If you arenʼt aware, Kyle Kingsbury has a great series of posts testing whether databases live up to their claims. Its an invaluable resource as many of the databases he has tested donʼt live up to their stated goals. That being said, some of the posts are getting quite old at this point so its possible that the developers may have fixed the issues that caused them to fail their stated goals. Luckily, Kyleʼs Jepsen project is open source and youʼre free to try and replicate his results.

This does take some setup though. Youʼll need 5 database servers. It’s easiest to use Debian Jessie for this as that is what Kyle uses and therefore all of the tests that heʼs written work against it. You do need to replace SystemD with SysV init before the tests will be able to run.

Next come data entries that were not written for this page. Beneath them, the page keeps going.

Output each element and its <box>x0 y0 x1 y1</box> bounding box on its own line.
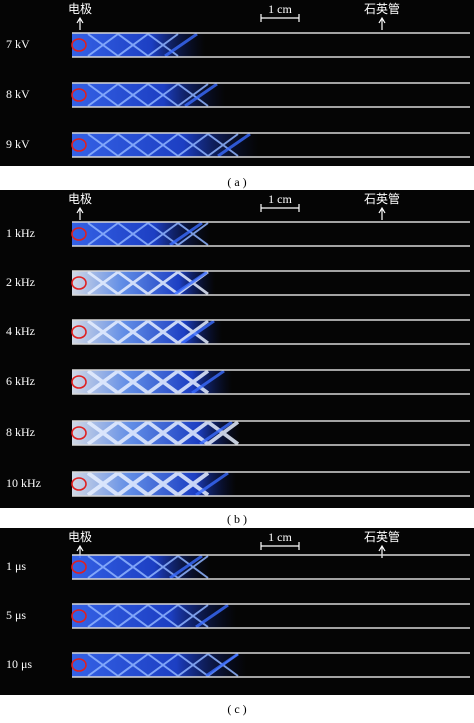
panel-caption: ( b ) <box>227 512 247 526</box>
electrode <box>71 325 87 339</box>
electrode <box>71 138 87 152</box>
scale-bar <box>260 542 300 550</box>
electrode-label: 电极 <box>68 2 92 16</box>
row-label: 8 kHz <box>6 425 35 439</box>
plasma-tail <box>181 319 215 345</box>
plasma-tail <box>169 554 203 580</box>
plasma-tail <box>195 471 229 497</box>
row-label: 1 kHz <box>6 226 35 240</box>
row-label: 1 μs <box>6 559 26 573</box>
electrode <box>71 426 87 440</box>
electrode <box>71 560 87 574</box>
row-label: 6 kHz <box>6 374 35 388</box>
electrode-label: 电极 <box>68 530 92 544</box>
plasma-glow <box>72 604 236 628</box>
plasma-glow <box>72 133 258 157</box>
electrode <box>71 88 87 102</box>
plasma-tail <box>199 420 233 446</box>
row-label: 10 kHz <box>6 476 41 490</box>
plasma-helix <box>87 555 209 579</box>
plasma-tail <box>217 132 251 158</box>
panel-caption: ( a ) <box>227 175 246 189</box>
plasma-tail <box>191 369 225 395</box>
plasma-helix <box>87 319 209 345</box>
electrode-arrow <box>76 206 84 220</box>
electrode <box>71 276 87 290</box>
row-label: 8 kV <box>6 87 30 101</box>
scale-label: 1 cm <box>268 530 292 544</box>
scale-bar <box>260 204 300 212</box>
electrode <box>71 227 87 241</box>
plasma-helix <box>86 420 240 446</box>
plasma-helix <box>87 604 209 628</box>
row-label: 2 kHz <box>6 275 35 289</box>
plasma-helix <box>87 33 179 57</box>
plasma-helix <box>86 471 210 497</box>
tube-arrow <box>378 16 386 30</box>
row-label: 5 μs <box>6 608 26 622</box>
plasma-tail <box>205 652 239 678</box>
panel-caption: ( c ) <box>227 702 246 716</box>
tube-label: 石英管 <box>364 191 400 206</box>
panel-background <box>0 190 474 508</box>
plasma-helix <box>87 222 209 246</box>
plasma-tail <box>174 270 208 296</box>
electrode <box>71 375 87 389</box>
electrode-label: 电极 <box>68 192 92 206</box>
scale-label: 1 cm <box>268 192 292 206</box>
tube-label: 石英管 <box>364 529 400 544</box>
plasma-helix <box>86 369 210 395</box>
plasma-glow <box>72 653 246 677</box>
scale-bar <box>260 14 300 22</box>
electrode <box>71 658 87 672</box>
plasma-tail <box>184 82 218 108</box>
row-label: 10 μs <box>6 657 32 671</box>
electrode-arrow <box>76 16 84 30</box>
plasma-tail <box>169 221 203 247</box>
electrode <box>71 477 87 491</box>
tube-label: 石英管 <box>364 1 400 16</box>
tube-arrow <box>378 544 386 558</box>
electrode <box>71 38 87 52</box>
tube-arrow <box>378 206 386 220</box>
scale-label: 1 cm <box>268 2 292 16</box>
plasma-helix <box>87 83 209 107</box>
row-label: 9 kV <box>6 137 30 151</box>
electrode <box>71 609 87 623</box>
row-label: 7 kV <box>6 37 30 51</box>
row-label: 4 kHz <box>6 324 35 338</box>
plasma-helix <box>87 133 239 157</box>
plasma-tail <box>164 32 198 58</box>
plasma-tail <box>195 603 229 629</box>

You also need a machine to run Jepsen on. You shouldnʼt try to reuse one of the database servers for this as the tests will cut off access to some servers at certain points in the tests. For the easiest testing process, youʼll want the database servers to be called n1-n5. They need to all be resolvable by all the other database servers and the server running the tests. The server running the tests also needs to be able to ssh to all of the database servers using the same username and password/ssh key and have sudo access. These hosts must also exist in the known hosts file in the non-hashed format before Jepsen is able to execute a test. Iʼm unsure of what the default values that Jepsen uses for username and password but, youʼre easily able to change the values that it uses for each test. Finally, the server running the tests will need the Java JDK 8 and leiningen to run.

That is quite a bit, isnʼt it? I thought that it was and given the wonderful tooling we have to replicate these sorts of environments, I thought that, for sure, someone had created a way to spin up a set of servers on AWS to run any of the tests that you would like. I wasnʼt able to locate one which likely just means that my search skills were lacking. Since I couldnʼt locate one, I made one using Terraform. jepsen-lab is relatively simple but, it goes through the process of setting up all of the previously stated requirements. It sets up all of the servers and configures them as required and once that process is complete, it outputs the ip address that youʼre able to ssh into. It does leave a number of steps for you to complete on your own: You need to clone the Jepsen repo and youʼll need to modify the test configuration for the username and password. The former is simply because I donʼt know what revision you may wish to use and the latter is because the step is dependent on which tests you chose to run. For more information on how to use jepsen-lab, see the readme in the repository.

After getting everything setup, it’s just a matter of running lein test from the correct directory and verifying the results. You can also make any modifications you like to see if they change the results of the tests. In future installments, Iʼll discuss the particular tests that Iʼve tried to replicate, modifications that Iʼve made and the results that Iʼve gotten.